Marijuana breeders intentionally crossed varieties of early-maturing indica with their later-maturing sativa varieties to produce early-maturing hybrid crosses (matings of parents from different gene pools), and soon the majority of cultivators began to grow the newly popular indica x sativa hybrids. Many of the indica x sativa hybrids were vigorous growers, matured earlier, yielded well, and were very potent. Skunk No. 1 is a good example of a hybrid expressing predominantly sativa traits, and Northern Lights is a good example of a hybrid expressing predominantly indica traits. By the early 1980s, the vast majority of all domestic sinsemilla in North America had likely received some portion of its germplasm from the indica gene pool, and it had become difficult to find the preindica, pure sativa varieties that had been so popular only a few years earlier.

However, the negative characteristics of reduced potency (lower THC content); slow, flat, sedative, dreary effect (high CBD content); skunky, acrid aroma; and harsh taste quickly became associated with many indica x sativa hybrids. To consumers, who often prefer sativas, indica has not proven itself to be as popular as it is with growers. Also, the dense, tightly packed floral clusters of indica tend to hold moisture and to develop gray mold (Botrytis), for which the plants have little natural resistance. Mold causes significant losses, especially in outdoor and glasshouse crops, and was rarely a problem when only pure C. sativa varieties were grown. In addition, fungal contamination of medical Cannabis could prove a serious threat to pulmonary or immunocompromised patients. Although consumers and commercial cultivators of the late 1970s initially accepted indica enthusiastically, serious breeders of the late 1980s began to view indica with more skepticism. Although indica may currently appear to be a growing bane for Cannabis connoisseurs, it has certainly been a big boon for the average consumer, bringing more potent and medically effective Cannabis to a wider audience. Indica x sativa hybrids have proven to be well adapted to indoor cultivation where mold is rarely a problem. Indica x sativa varieties mature quickly (60-80 days of flowering), allowing four to five harvests per year, and can yield up to 100 g of dry flowers on plants only 1 m (3 ft.) tall. C. sativa varieties are too gangly and tall and take too long to mature to make them desirable for the indoor grower. On the other hand, sativas have unique cannabinoid and terpenoid profiles producing effects considered superior by many medical Cannabis users.

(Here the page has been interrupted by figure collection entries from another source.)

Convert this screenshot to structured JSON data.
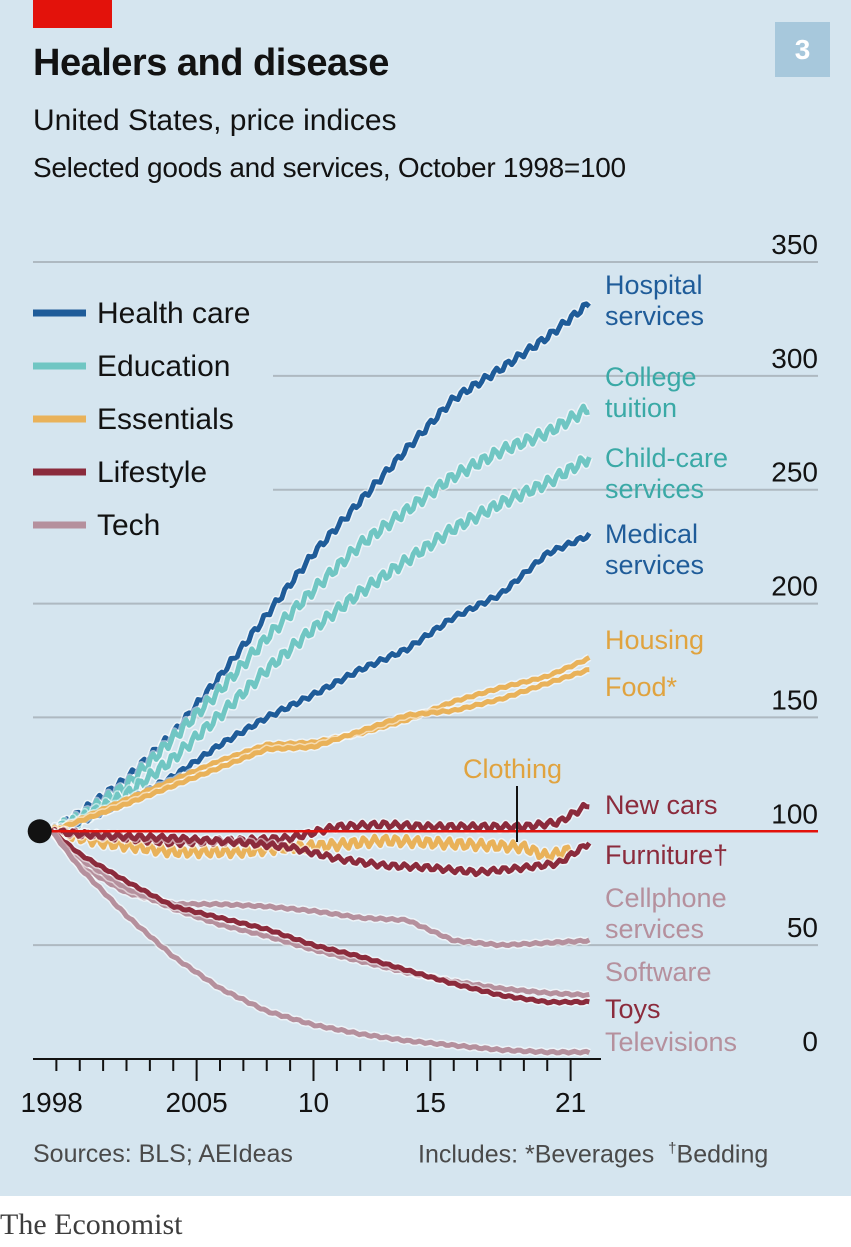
{
  "header": {
    "title": "Healers and disease",
    "subtitle": "United States, price indices",
    "subtitle2": "Selected goods and services, October 1998=100",
    "number": "3"
  },
  "footer": {
    "sources": "Sources: BLS; AEIdeas",
    "notes_prefix": "Includes: *Beverages",
    "notes_dagger": "†",
    "notes_suffix": "Bedding",
    "brand": "The Economist"
  },
  "chart_data": {
    "type": "line",
    "title": "Healers and disease",
    "ylim": [
      0,
      350
    ],
    "yticks": [
      0,
      50,
      100,
      150,
      200,
      250,
      300,
      350
    ],
    "xlim": [
      1998.0,
      2022.3
    ],
    "xtick_labels": [
      {
        "x": 1998.8,
        "label": "1998"
      },
      {
        "x": 2005,
        "label": "2005"
      },
      {
        "x": 2010,
        "label": "10"
      },
      {
        "x": 2015,
        "label": "15"
      },
      {
        "x": 2021,
        "label": "21"
      }
    ],
    "baseline": 100,
    "legend": [
      {
        "name": "Health care",
        "color": "#1f5c99"
      },
      {
        "name": "Education",
        "color": "#70c6c3"
      },
      {
        "name": "Essentials",
        "color": "#e9b25a"
      },
      {
        "name": "Lifestyle",
        "color": "#8b2b3c"
      },
      {
        "name": "Tech",
        "color": "#b5909d"
      }
    ],
    "series": [
      {
        "name": "Hospital services",
        "group": "Health care",
        "color": "#1f5c99",
        "points": [
          [
            1998.8,
            100
          ],
          [
            2000,
            108
          ],
          [
            2002,
            123
          ],
          [
            2004,
            143
          ],
          [
            2006,
            168
          ],
          [
            2008,
            195
          ],
          [
            2010,
            222
          ],
          [
            2012,
            245
          ],
          [
            2014,
            268
          ],
          [
            2016,
            290
          ],
          [
            2018,
            303
          ],
          [
            2020,
            317
          ],
          [
            2021.8,
            332
          ]
        ]
      },
      {
        "name": "College tuition",
        "group": "Education",
        "color": "#70c6c3",
        "points": [
          [
            1998.8,
            100
          ],
          [
            2000,
            106
          ],
          [
            2002,
            120
          ],
          [
            2004,
            141
          ],
          [
            2006,
            162
          ],
          [
            2008,
            185
          ],
          [
            2010,
            206
          ],
          [
            2012,
            226
          ],
          [
            2014,
            241
          ],
          [
            2016,
            256
          ],
          [
            2018,
            267
          ],
          [
            2020,
            275
          ],
          [
            2021.8,
            286
          ]
        ]
      },
      {
        "name": "Child-care services",
        "group": "Education",
        "color": "#70c6c3",
        "points": [
          [
            1998.8,
            100
          ],
          [
            2000,
            105
          ],
          [
            2002,
            116
          ],
          [
            2004,
            132
          ],
          [
            2006,
            151
          ],
          [
            2008,
            171
          ],
          [
            2010,
            189
          ],
          [
            2012,
            205
          ],
          [
            2014,
            219
          ],
          [
            2016,
            233
          ],
          [
            2018,
            244
          ],
          [
            2020,
            253
          ],
          [
            2021.8,
            264
          ]
        ]
      },
      {
        "name": "Medical services",
        "group": "Health care",
        "color": "#1f5c99",
        "points": [
          [
            1998.8,
            100
          ],
          [
            2000,
            104
          ],
          [
            2002,
            113
          ],
          [
            2004,
            124
          ],
          [
            2006,
            138
          ],
          [
            2008,
            150
          ],
          [
            2010,
            160
          ],
          [
            2012,
            171
          ],
          [
            2014,
            180
          ],
          [
            2016,
            194
          ],
          [
            2018,
            204
          ],
          [
            2020,
            222
          ],
          [
            2021.8,
            230
          ]
        ]
      },
      {
        "name": "Housing",
        "group": "Essentials",
        "color": "#e9b25a",
        "points": [
          [
            1998.8,
            100
          ],
          [
            2002,
            114
          ],
          [
            2006,
            131
          ],
          [
            2008,
            138
          ],
          [
            2010,
            139
          ],
          [
            2012,
            143
          ],
          [
            2014,
            149
          ],
          [
            2016,
            157
          ],
          [
            2018,
            163
          ],
          [
            2020,
            168
          ],
          [
            2021.8,
            176
          ]
        ]
      },
      {
        "name": "Food*",
        "group": "Essentials",
        "color": "#e9b25a",
        "points": [
          [
            1998.8,
            100
          ],
          [
            2002,
            112
          ],
          [
            2006,
            128
          ],
          [
            2008,
            136
          ],
          [
            2010,
            137
          ],
          [
            2012,
            144
          ],
          [
            2014,
            151
          ],
          [
            2016,
            153
          ],
          [
            2018,
            158
          ],
          [
            2020,
            165
          ],
          [
            2021.8,
            171
          ]
        ]
      },
      {
        "name": "Clothing",
        "group": "Essentials",
        "color": "#e9b25a",
        "points": [
          [
            1998.8,
            100
          ],
          [
            2001,
            95
          ],
          [
            2004,
            91
          ],
          [
            2007,
            91
          ],
          [
            2009,
            93
          ],
          [
            2011,
            94
          ],
          [
            2013,
            96
          ],
          [
            2015,
            95
          ],
          [
            2017,
            94
          ],
          [
            2019,
            93
          ],
          [
            2020,
            89
          ],
          [
            2021,
            92
          ]
        ]
      },
      {
        "name": "New cars",
        "group": "Lifestyle",
        "color": "#8b2b3c",
        "points": [
          [
            1998.8,
            100
          ],
          [
            2001,
            98
          ],
          [
            2004,
            95
          ],
          [
            2007,
            96
          ],
          [
            2009,
            97
          ],
          [
            2011,
            102
          ],
          [
            2013,
            103
          ],
          [
            2015,
            102
          ],
          [
            2017,
            102
          ],
          [
            2019,
            102
          ],
          [
            2020.5,
            104
          ],
          [
            2021.8,
            112
          ]
        ]
      },
      {
        "name": "Furniture†",
        "group": "Lifestyle",
        "color": "#8b2b3c",
        "points": [
          [
            1998.8,
            100
          ],
          [
            2001,
            98
          ],
          [
            2004,
            97
          ],
          [
            2007,
            95
          ],
          [
            2009,
            93
          ],
          [
            2011,
            88
          ],
          [
            2013,
            85
          ],
          [
            2015,
            84
          ],
          [
            2017,
            82
          ],
          [
            2019,
            84
          ],
          [
            2020.5,
            86
          ],
          [
            2021.8,
            95
          ]
        ]
      },
      {
        "name": "Cellphone services",
        "group": "Tech",
        "color": "#b5909d",
        "points": [
          [
            1998.8,
            100
          ],
          [
            2000,
            85
          ],
          [
            2002,
            73
          ],
          [
            2004,
            68
          ],
          [
            2006,
            68
          ],
          [
            2008,
            67
          ],
          [
            2010,
            65
          ],
          [
            2012,
            62
          ],
          [
            2014,
            61
          ],
          [
            2016,
            52
          ],
          [
            2018,
            50
          ],
          [
            2020,
            51
          ],
          [
            2021.8,
            52
          ]
        ]
      },
      {
        "name": "Software",
        "group": "Tech",
        "color": "#b5909d",
        "points": [
          [
            1998.8,
            100
          ],
          [
            2000,
            88
          ],
          [
            2002,
            75
          ],
          [
            2004,
            66
          ],
          [
            2006,
            59
          ],
          [
            2008,
            54
          ],
          [
            2010,
            48
          ],
          [
            2012,
            43
          ],
          [
            2014,
            38
          ],
          [
            2016,
            34
          ],
          [
            2018,
            31
          ],
          [
            2020,
            29
          ],
          [
            2021.8,
            28
          ]
        ]
      },
      {
        "name": "Toys",
        "group": "Lifestyle",
        "color": "#8b2b3c",
        "points": [
          [
            1998.8,
            100
          ],
          [
            2000,
            90
          ],
          [
            2002,
            78
          ],
          [
            2004,
            67
          ],
          [
            2006,
            62
          ],
          [
            2008,
            57
          ],
          [
            2010,
            50
          ],
          [
            2012,
            45
          ],
          [
            2014,
            39
          ],
          [
            2016,
            33
          ],
          [
            2018,
            28
          ],
          [
            2020,
            25
          ],
          [
            2021.8,
            25
          ]
        ]
      },
      {
        "name": "Televisions",
        "group": "Tech",
        "color": "#b5909d",
        "points": [
          [
            1998.8,
            100
          ],
          [
            2000,
            84
          ],
          [
            2002,
            63
          ],
          [
            2004,
            45
          ],
          [
            2006,
            31
          ],
          [
            2008,
            21
          ],
          [
            2010,
            15
          ],
          [
            2012,
            11
          ],
          [
            2014,
            8
          ],
          [
            2016,
            6
          ],
          [
            2018,
            4
          ],
          [
            2020,
            3
          ],
          [
            2021.8,
            3
          ]
        ]
      }
    ]
  }
}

Political pressure on marijuana cultivators across North America forced many drug Cannabis breeders to relocate to the Netherlands, where the political climate was less threatening. During the 1980s, several marijuana seed companies appeared in the Netherlands, where cultivation of Cannabis for seed production and the sale of seeds were tolerated. To North American and European cultivators, this meant increased availability of exotic high-quality drug Cannabis seeds and presented yet more possibilities to find varieties that were the most medically effective for individual indications and patients. Cannabis seed sales continue in the Netherlands today.